The nine-year veteran had told union leaders she was concerned about being the sole person in the chapel.
The post had been staffed by a single corrections officer for at least 15 years, Vail said. So far, administrators have not been able to find any formal grievances or complaints brought by Biendl about working alone in the chapel, he said.
Biendl had worked in the chapel for about five years, a job she had requested.
Scherf was allowed to volunteer in the chapel. He told his wife he liked the work.
Detectives obtained two warrants to search Scherf and his cell. He had some marks on his body, but it’s unclear at this point when and how he received those injuries, Willis said.
There was no evidence that a sexual assault had occurred, corrections officials said.
Scherf isn’t expected to be moved from the prison any time soon. Killing a corrections officer can lead to the death penalty in Washington.
Through good behavior in prison, Scherf had earned privileges, such as volunteering in the chapel, Warner said.
Prisoners who are considered high risk outside prison earn different security classifications based on their conduct inside, prison officials said.
Corrections officers are trained to work in complex and stressful environments, Warner said. They are always outnumbered by the prisoners.
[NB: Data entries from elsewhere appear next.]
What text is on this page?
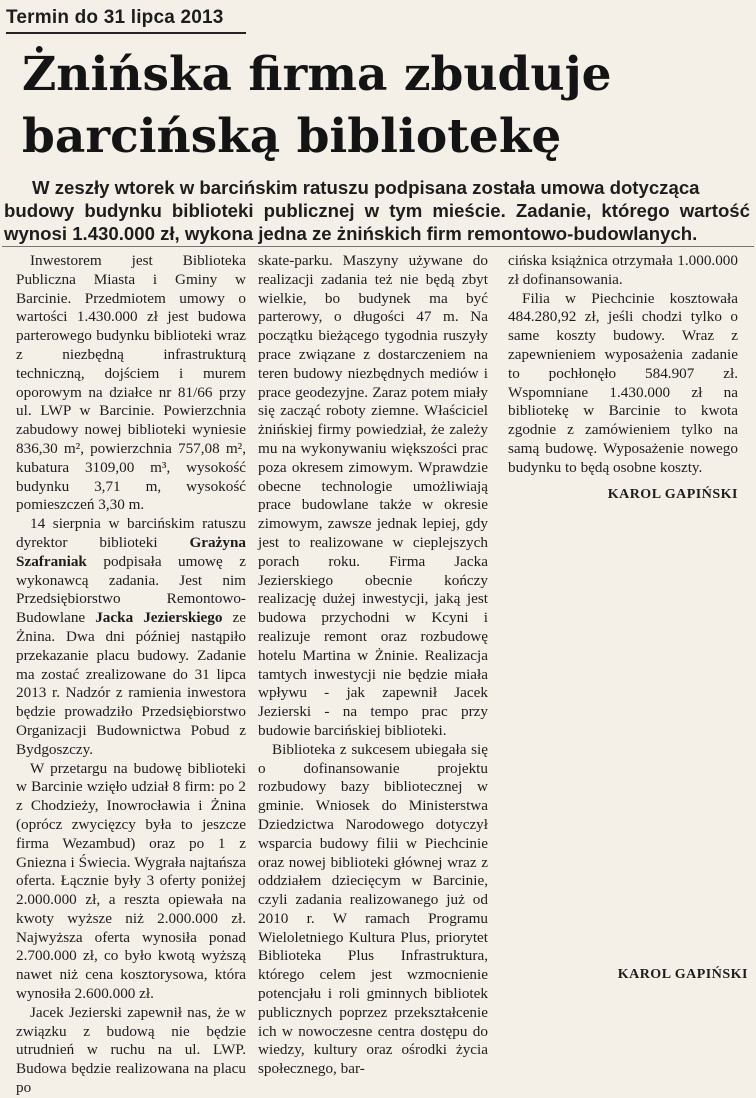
Termin do 31 lipca 2013
Żnińska firma zbuduje
barcińską bibliotekę
W zeszły wtorek w barcińskim ratuszu podpisana została umowa dotycząca
budowy budynku biblioteki publicznej w tym mieście. Zadanie, którego wartość wynosi 1.430.000 zł, wykona jedna ze żnińskich firm remontowo-budowlanych.

Inwestorem jest Biblioteka Publiczna Miasta i Gminy w Barcinie. Przedmiotem umowy o wartości 1.430.000 zł jest budowa parterowego budynku biblioteki wraz z niezbędną infrastrukturą techniczną, dojściem i murem oporowym na działce nr 81/66 przy ul. LWP w Barcinie. Powierzchnia zabudowy nowej biblioteki wyniesie 836,30 m², powierzchnia 757,08 m², kubatura 3109,00 m³, wysokość budynku 3,71 m, wysokość pomieszczeń 3,30 m.

14 sierpnia w barcińskim ratuszu dyrektor biblioteki Grażyna Szafraniak podpisała umowę z wykonawcą zadania. Jest nim Przedsiębiorstwo Remontowo-Budowlane Jacka Jezierskiego ze Żnina. Dwa dni później nastąpiło przekazanie placu budowy. Zadanie ma zostać zrealizowane do 31 lipca 2013 r. Nadzór z ramienia inwestora będzie prowadziło Przedsiębiorstwo Organizacji Budownictwa Pobud z Bydgoszczy.

W przetargu na budowę biblioteki w Barcinie wzięło udział 8 firm: po 2 z Chodzieży, Inowrocławia i Żnina (oprócz zwycięzcy była to jeszcze firma Wezambud) oraz po 1 z Gniezna i Świecia. Wygrała najtańsza oferta. Łącznie były 3 oferty poniżej 2.000.000 zł, a reszta opiewała na kwoty wyższe niż 2.000.000 zł. Najwyższa oferta wynosiła ponad 2.700.000 zł, co było kwotą wyższą nawet niż cena kosztorysowa, która wynosiła 2.600.000 zł.

Jacek Jezierski zapewnił nas, że w związku z budową nie będzie utrudnień w ruchu na ul. LWP. Budowa będzie realizowana na placu po

skate-parku. Maszyny używane do realizacji zadania też nie będą zbyt wielkie, bo budynek ma być parterowy, o długości 47 m. Na początku bieżącego tygodnia ruszyły prace związane z dostarczeniem na teren budowy niezbędnych mediów i prace geodezyjne. Zaraz potem miały się zacząć roboty ziemne. Właściciel żnińskiej firmy powiedział, że zależy mu na wykonywaniu większości prac poza okresem zimowym. Wprawdzie obecne technologie umożliwiają prace budowlane także w okresie zimowym, zawsze jednak lepiej, gdy jest to realizowane w cieplejszych porach roku. Firma Jacka Jezierskiego obecnie kończy realizację dużej inwestycji, jaką jest budowa przychodni w Kcyni i realizuje remont oraz rozbudowę hotelu Martina w Żninie. Realizacja tamtych inwestycji nie będzie miała wpływu - jak zapewnił Jacek Jezierski - na tempo prac przy budowie barcińskiej biblioteki.

Biblioteka z sukcesem ubiegała się o dofinansowanie projektu rozbudowy bazy bibliotecznej w gminie. Wniosek do Ministerstwa Dziedzictwa Narodowego dotyczył wsparcia budowy filii w Piechcinie oraz nowej biblioteki głównej wraz z oddziałem dziecięcym w Barcinie, czyli zadania realizowanego już od 2010 r. W ramach Programu Wieloletniego Kultura Plus, priorytet Biblioteka Plus Infrastruktura, którego celem jest wzmocnienie potencjału i roli gminnych bibliotek publicznych poprzez przekształcenie ich w nowoczesne centra dostępu do wiedzy, kultury oraz ośrodki życia społecznego, bar-

cińska książnica otrzymała 1.000.000 zł dofinansowania.

Filia w Piechcinie kosztowała 484.280,92 zł, jeśli chodzi tylko o same koszty budowy. Wraz z zapewnieniem wyposażenia zadanie to pochłonęło 584.907 zł. Wspomniane 1.430.000 zł na bibliotekę w Barcinie to kwota zgodnie z zamówieniem tylko na samą budowę. Wyposażenie nowego budynku to będą osobne koszty.

KAROL GAPIŃSKI
KAROL GAPIŃSKI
They must rely on their professional training, communication skills and the relationships they create with the inmates, he said.
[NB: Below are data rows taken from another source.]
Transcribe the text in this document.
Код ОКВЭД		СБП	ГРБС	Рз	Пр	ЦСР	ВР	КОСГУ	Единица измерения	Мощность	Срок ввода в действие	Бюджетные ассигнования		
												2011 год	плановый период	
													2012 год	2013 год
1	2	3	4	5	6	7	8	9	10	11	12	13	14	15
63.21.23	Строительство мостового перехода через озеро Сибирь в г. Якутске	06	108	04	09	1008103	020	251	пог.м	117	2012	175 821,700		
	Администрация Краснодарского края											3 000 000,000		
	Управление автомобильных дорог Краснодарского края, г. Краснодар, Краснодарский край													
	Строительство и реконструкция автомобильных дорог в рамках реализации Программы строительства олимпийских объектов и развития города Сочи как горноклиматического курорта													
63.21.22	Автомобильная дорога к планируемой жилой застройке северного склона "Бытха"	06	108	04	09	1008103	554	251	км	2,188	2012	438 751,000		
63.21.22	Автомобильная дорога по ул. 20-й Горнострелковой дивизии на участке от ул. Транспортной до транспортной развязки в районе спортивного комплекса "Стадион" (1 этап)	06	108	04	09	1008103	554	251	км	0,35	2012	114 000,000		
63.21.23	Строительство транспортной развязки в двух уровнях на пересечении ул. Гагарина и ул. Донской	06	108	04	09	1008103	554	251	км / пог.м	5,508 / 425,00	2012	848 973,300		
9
Biendl was a highly regarded officer, Warner said.
“She was very confident and skilled, and she wasn’t hesitant about communicating,” with inmates, he said.
Chuck Wright of Mill Creek has been helping corrections officers at Monroe deal with their grief.
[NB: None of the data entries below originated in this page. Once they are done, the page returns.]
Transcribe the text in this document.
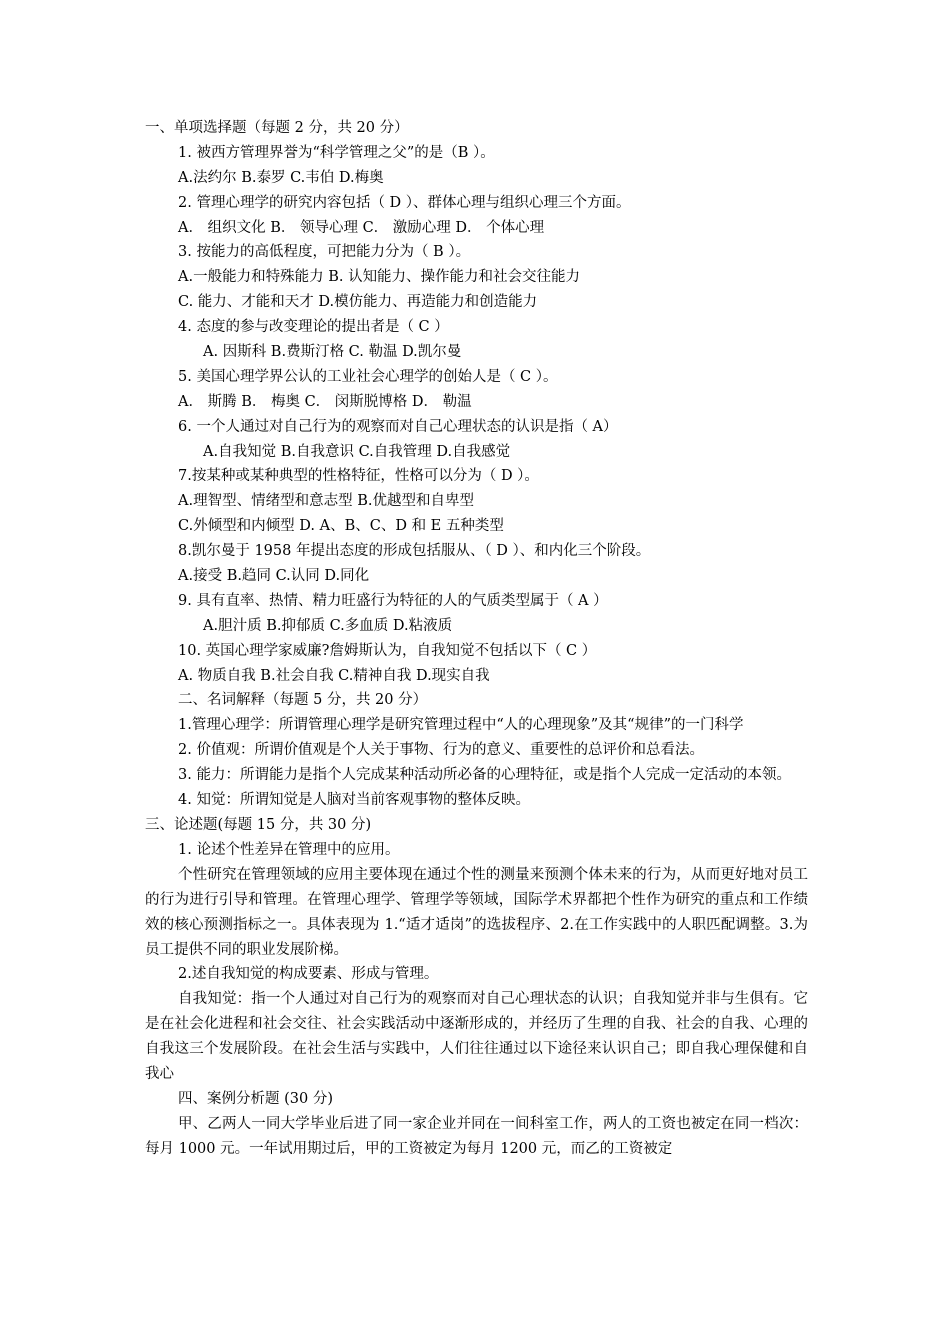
一、单项选择题（每题 2 分，共 20 分）
1. 被西方管理界誉为“科学管理之父”的是（B ）。
A.法约尔 B.泰罗 C.韦伯 D.梅奥
2. 管理心理学的研究内容包括（ D ）、群体心理与组织心理三个方面。
A． 组织文化 B． 领导心理 C． 激励心理 D． 个体心理
3. 按能力的高低程度，可把能力分为（ B ）。
A.一般能力和特殊能力 B. 认知能力、操作能力和社会交往能力
C. 能力、才能和天才 D.模仿能力、再造能力和创造能力
4. 态度的参与改变理论的提出者是（ C ）
A. 因斯科 B.费斯汀格 C. 勒温 D.凯尔曼
5. 美国心理学界公认的工业社会心理学的创始人是（ C ）。
A． 斯腾 B． 梅奥 C． 闵斯脱博格 D． 勒温
6. 一个人通过对自己行为的观察而对自己心理状态的认识是指（ A）
A.自我知觉 B.自我意识 C.自我管理 D.自我感觉
7.按某种或某种典型的性格特征，性格可以分为（ D ）。
A.理智型、情绪型和意志型 B.优越型和自卑型
C.外倾型和内倾型 D. A、B、C、D 和 E 五种类型
8.凯尔曼于 1958 年提出态度的形成包括服从、（ D ）、和内化三个阶段。
A.接受 B.趋同 C.认同 D.同化
9. 具有直率、热情、精力旺盛行为特征的人的气质类型属于（ A ）
A.胆汁质 B.抑郁质 C.多血质 D.粘液质
10. 英国心理学家威廉?詹姆斯认为，自我知觉不包括以下（ C ）
A. 物质自我 B.社会自我 C.精神自我 D.现实自我
二、名词解释（每题 5 分，共 20 分）
1.管理心理学：所谓管理心理学是研究管理过程中“人的心理现象”及其“规律”的一门科学
2. 价值观：所谓价值观是个人关于事物、行为的意义、重要性的总评价和总看法。
3. 能力：所谓能力是指个人完成某种活动所必备的心理特征，或是指个人完成一定活动的本领。
4. 知觉：所谓知觉是人脑对当前客观事物的整体反映。
三、论述题(每题 15 分，共 30 分)
1. 论述个性差异在管理中的应用。
个性研究在管理领域的应用主要体现在通过个性的测量来预测个体未来的行为，从而更好地对员工的行为进行引导和管理。在管理心理学、管理学等领域，国际学术界都把个性作为研究的重点和工作绩效的核心预测指标之一。具体表现为 1.“适才适岗”的选拔程序、2.在工作实践中的人职匹配调整。3.为员工提供不同的职业发展阶梯。
2.述自我知觉的构成要素、形成与管理。
自我知觉：指一个人通过对自己行为的观察而对自己心理状态的认识；自我知觉并非与生俱有。它是在社会化进程和社会交往、社会实践活动中逐渐形成的，并经历了生理的自我、社会的自我、心理的自我这三个发展阶段。在社会生活与实践中，人们往往通过以下途径来认识自己；即自我心理保健和自我心
四、案例分析题 (30 分)
甲、乙两人一同大学毕业后进了同一家企业并同在一间科室工作，两人的工资也被定在同一档次：每月 1000 元。一年试用期过后，甲的工资被定为每月 1200 元，而乙的工资被定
He is a retired community corrections supervisor and a mental health professional who works primarily with police officers, firefighters and corrections officers.
It is “ridiculous” for people to make Biendl’s slaying about gender, he said, because female officers have been a vital part of law enforcement and corrections work for decades.
Corrections officers are highly skilled, and men and women receive the same training, he said. They undergo extensive background testing and educational programs to make sure they’re right for the job.
“In this case, the guy was just a brutal man, and this was an opportunity for him to be brutal,” Wright said.
In the days ahead, lawmakers plan to discuss whether the state is spending tax dollars to properly protect employees like Biendl.
Corrections officers for months have protested state budget cuts.
Vail said on Monday the staffing in the area of the reformatory where Biendl worked has not changed, and there haven’t been any reductions.
Gregoire said the issue isn’t about budget cuts, but whether there is adequate staffing.
“We in this state offer some of the safest prisons in the country,” Gregoire said. “But they are safe because we review our practices and we ask hard questions.”
The Monroe Correctional Complex remained on lockdown Monday with inmates confined to their cells.
“We don’t get to close the prison,” Warner said.
He said that he is proud of the officers and staff there. They are grieving the loss of a friend and colleague but they continue to show up for work.
“This is a difficult job they’re doing for the public on a day-to-day basis,” Willis said. “They’re dealing with people that the public can’t deal with. To see this happen to any law enforcement agency is devastating. Our prayers are with them.”